2) Keypoint detection
Keypoints are spatial locations in an image that represent regions of an image that are unique and can be robustly matched across different images
under various transformations such as changes in viewpoint, scale, rotation, and illumination. We want to identify these informative points within
an image as they serve as landmarks or reference points to establish correspondences between different images for image matching. We match
keypoints and descriptors between pairs of images using the LightGlue algorithm (ALIKED).
3) Keypoint merger
Combining keypoints and matches from multiple images or sources into a unified dataset is necessary when using multiple keypoint detection and
matching algorithms as each algorithm may detect different sets of keypoints due to variations in their detection methods, sensitivity to
different image features, and robustness to different image conditions. By merging keypoints and matches from multiple algorithms or datasets,
we obtain a more complete representation of the scene or object being analyzed. Since our algorithm uses DoGHardNet and ALIKED, we include a
keypoint merger.
4) Calculate the fundamental matrix
Matches between keypoints can contain outliers due to factors like noise, occlusion, or mismatches. We employ RANSAC to remove the outliers
between the keypoint matches. RANSAC randomly selects a minimal subset of matches to estimate the initial matrix parameters. All the matches
are then evaluated against the estimated matrix and are classified as inliers and outliers. After several iterations, RANSAC selects the matrix
with the highest number of inliers. This matrix is then refined using all inlier matches to obtain a more accurate estimate of the transformation
parameters.
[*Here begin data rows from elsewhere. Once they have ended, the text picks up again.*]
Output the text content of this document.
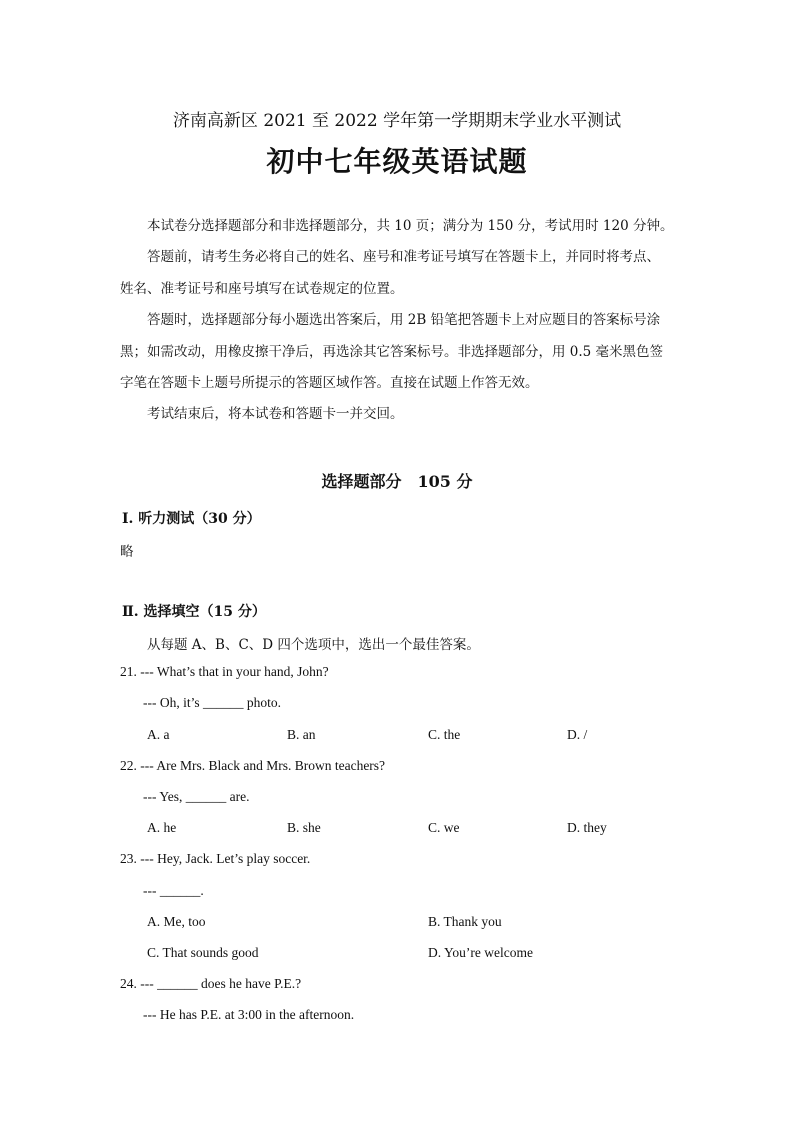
济南高新区 2021 至 2022 学年第一学期期末学业水平测试
初中七年级英语试题
本试卷分选择题部分和非选择题部分，共 10 页；满分为 150 分，考试用时 120 分钟。
答题前，请考生务必将自己的姓名、座号和准考证号填写在答题卡上，并同时将考点、
姓名、准考证号和座号填写在试卷规定的位置。
答题时，选择题部分每小题选出答案后，用 2B 铅笔把答题卡上对应题目的答案标号涂
黑；如需改动，用橡皮擦干净后，再选涂其它答案标号。非选择题部分，用 0.5 毫米黑色签
字笔在答题卡上题号所提示的答题区域作答。直接在试题上作答无效。
考试结束后，将本试卷和答题卡一并交回。
选择题部分　105 分
Ⅰ. 听力测试（30 分）
略
Ⅱ. 选择填空（15 分）
从每题 A、B、C、D 四个选项中，选出一个最佳答案。
21. --- What’s that in your hand, John?
--- Oh, it’s ______ photo.
A. a	B. an	C. the	D. /
22. --- Are Mrs. Black and Mrs. Brown teachers?
--- Yes, ______ are.
A. he	B. she	C. we	D. they
23. --- Hey, Jack. Let’s play soccer.
--- ______.
A. Me, too	B. Thank you
C. That sounds good	D. You’re welcome
24. --- ______ does he have P.E.?
--- He has P.E. at 3:00 in the afternoon.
The final matrix is known as the fundamental matrix.
5) Bundle adjustment
Upon obtaining the keypoint matches without outliers, we use pycolmap, which offers an incremental reconstruction algorithm that starts from two
pairs of images and continually adds more and more images to the scene, resulting in a reconstructed scene with camera information (translation
vector and rotation matrix).
We further perform bundle adjustment to optimize camera parameters and 3D point positions based on observed image data to refine the 3D
reconstructed models. Its primary goal is to minimize the reprojection error, which is the difference between the observed 2D keypoints in images
and their corresponding projections from the estimated 3D structure.